Reagan and the bishops
The nuclear freeze issue is knocking on the President's door once again - this time in the form of an exchange between his national security adviser (who happens to be devoutly Roman Catholic) and the National Conference of Catholic Bishops. The latter have endorsed a proposed pastoral letter opposing the use of nuclear weapons.
One question Washington now faces is whether the nuclear weapons freeze movement (1) has peaked and will have to be paid only lip-service as arms talks proceed, or (2) is still building and will strongly affect the pace and substance of the negotiations. All indications point to the latter.
The first shoe to drop outside the Oval Office was the nonbinding freeze vote in 8 out of 9 states earlier this month. The second is the pressure generated by a majority of the Catholic bishops - a striking change from the pastoral and political influence much of that same group brought to bear in favor of a military solution in Vietnam two decades ago. A third shoe is likely to be a new vote on a (nonbinding) congressional resolution favoring the freeze concept when the new congress meets next year.
So the political pressure is gradually increasing, not peaking and subsiding. As national discourse grows, Americans will want to give careful thought to the subject. The motive ought not to be fear but a desire to find a way out of a seemingly unbreakable impasse - with all the savings of budget, changes in cold war attitudes, and shifts of resources that would accompany new success in restraining the nuclear arms race.
Fundamental questions call for analysis. Is it really possible to fight a limited nuclear war? If all-out holocaust is deemed inevitable, is it ''immoral'' to use or threaten the use of nuclear weapons? Should the Western alliance adopt a no-first-use nuclear strategy? Is the doctrine of deterrence obsolete? Should the West work for a mutual freeze on nuclear arms to stop further buildup while arms reduction efforts are pursued?
Significantly, these are questions troubling not only the Roman Catholic Church and other religious groups. They have become the burning concern of millions of people throughout Western Europe and the United States. The Reagan administration may charge that the nuclear freeze movement is being manipulated by the Soviet KGB. But, however Moscow seeks to exploit the movement - and it surely does - it would be self-deceiving not to recognize the genuine grass-roots impetus behind it.

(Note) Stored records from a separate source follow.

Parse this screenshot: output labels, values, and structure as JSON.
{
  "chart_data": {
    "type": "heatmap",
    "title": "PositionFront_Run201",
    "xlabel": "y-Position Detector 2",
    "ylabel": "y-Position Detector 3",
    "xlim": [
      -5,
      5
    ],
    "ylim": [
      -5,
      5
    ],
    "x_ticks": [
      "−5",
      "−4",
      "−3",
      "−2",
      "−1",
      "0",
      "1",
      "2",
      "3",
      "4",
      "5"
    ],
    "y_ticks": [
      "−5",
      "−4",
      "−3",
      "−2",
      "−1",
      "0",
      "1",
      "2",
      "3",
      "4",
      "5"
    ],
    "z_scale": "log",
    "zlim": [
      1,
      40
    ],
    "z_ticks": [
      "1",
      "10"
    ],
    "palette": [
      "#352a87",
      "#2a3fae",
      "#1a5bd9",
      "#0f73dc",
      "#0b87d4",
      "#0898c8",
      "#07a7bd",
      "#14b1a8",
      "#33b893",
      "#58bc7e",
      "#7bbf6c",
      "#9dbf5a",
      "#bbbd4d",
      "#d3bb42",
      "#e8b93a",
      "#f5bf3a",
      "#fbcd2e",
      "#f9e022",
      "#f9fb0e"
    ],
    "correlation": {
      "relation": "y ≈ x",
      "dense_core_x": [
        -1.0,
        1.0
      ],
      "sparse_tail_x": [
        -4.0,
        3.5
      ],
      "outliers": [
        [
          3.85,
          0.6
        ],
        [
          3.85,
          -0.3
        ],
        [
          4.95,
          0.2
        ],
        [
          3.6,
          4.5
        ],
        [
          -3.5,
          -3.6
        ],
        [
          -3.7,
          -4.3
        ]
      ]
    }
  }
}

It is, moreover, not only ordinary citizens unsophisticated in their knowledge of nuclear matters who are calling for reappraisal of policies. Note, for instance, how many former British defense chiefs, who long participated in NATO planning, are challenging present doctrines. Or that such former US establishment policymakers as Robert McNamara, McGeorge Bundy, George Kennan, and Gerard Smith warn that any use of nuclear weapons in Europe - by NATO or the Warsaw Pact - would inescapably risk escalating into a ''general nuclear war which would bring ruin to all and victory to none.'' They advocate a policy of no-first-use.
The debate seems to be taking place precisely because the US government has not articulated these issues. Indeed, it is in part the loose rhetoric of some in the administration - concerning the ''winnability'' of a nuclear war and the ''survivability'' of populations - that has triggered such strong public reaction. Statements like the one by a high Defense Department official that in a nuclear war people will survive if they only ''dig a hole, cover it with a couple of doors and then throw three feet of dirt on top'' points to a flippant and insensitive attitude.
If the administration wants to defuse the nuclear peace movement, it will have to face up to these issues in a more analytical way. It will also have to demonstrate progress on arms control. Otherwise other mainline churches may also come out against NATO's first-use policy, raising a profound challenge to political leaders. For how can the nation have a reliable defense policy if it is opposed by many religious leaders?
In its rebuttal to the proposed pastoral letter, the White House maintains that its nuclear arms policies are guided by moral considerations, namely the prevention of war and preservation of values. That argument certainly will appeal to Americans, the vast majority of whom would never countenance a weakening of the nation's armed strength. But claims that America's weapons systems are not designed to be ''first-strike'' systems and that its deterrence posture is ''defensive'' may seem undercut by administration plans to go ahead with the new MX missile.
Somehow Mr. Reagan has yet to persuade his critics that he is in earnest about arms control - especially in light of the weakening of the US Arms Control and Disarmament Agency, the apparent doldrums in the START talks, and the fact that the US has bowed out of negotiations for a comprehensive test-ban treaty and the antisatellite-warfare treaty talks. Slightly more hope is expressed for the East-West talks on intermediate-range nuclear forces inasmuch as there could be political repercussions if NATO proceeds with deployment of the Pershing II and cruise missiles.
President Reagan will best address the concerns of the public, including religious leaders, by making headway on arms control. The change of leadership in the Kremlin provides opportunity for a renewed effort, and Mr. Reagan needs to seize it. On one moral point everyone can agree: a nuclear conflict is to be avoided at all costs. No amount of energy, determination, and political will should be spared toward that end.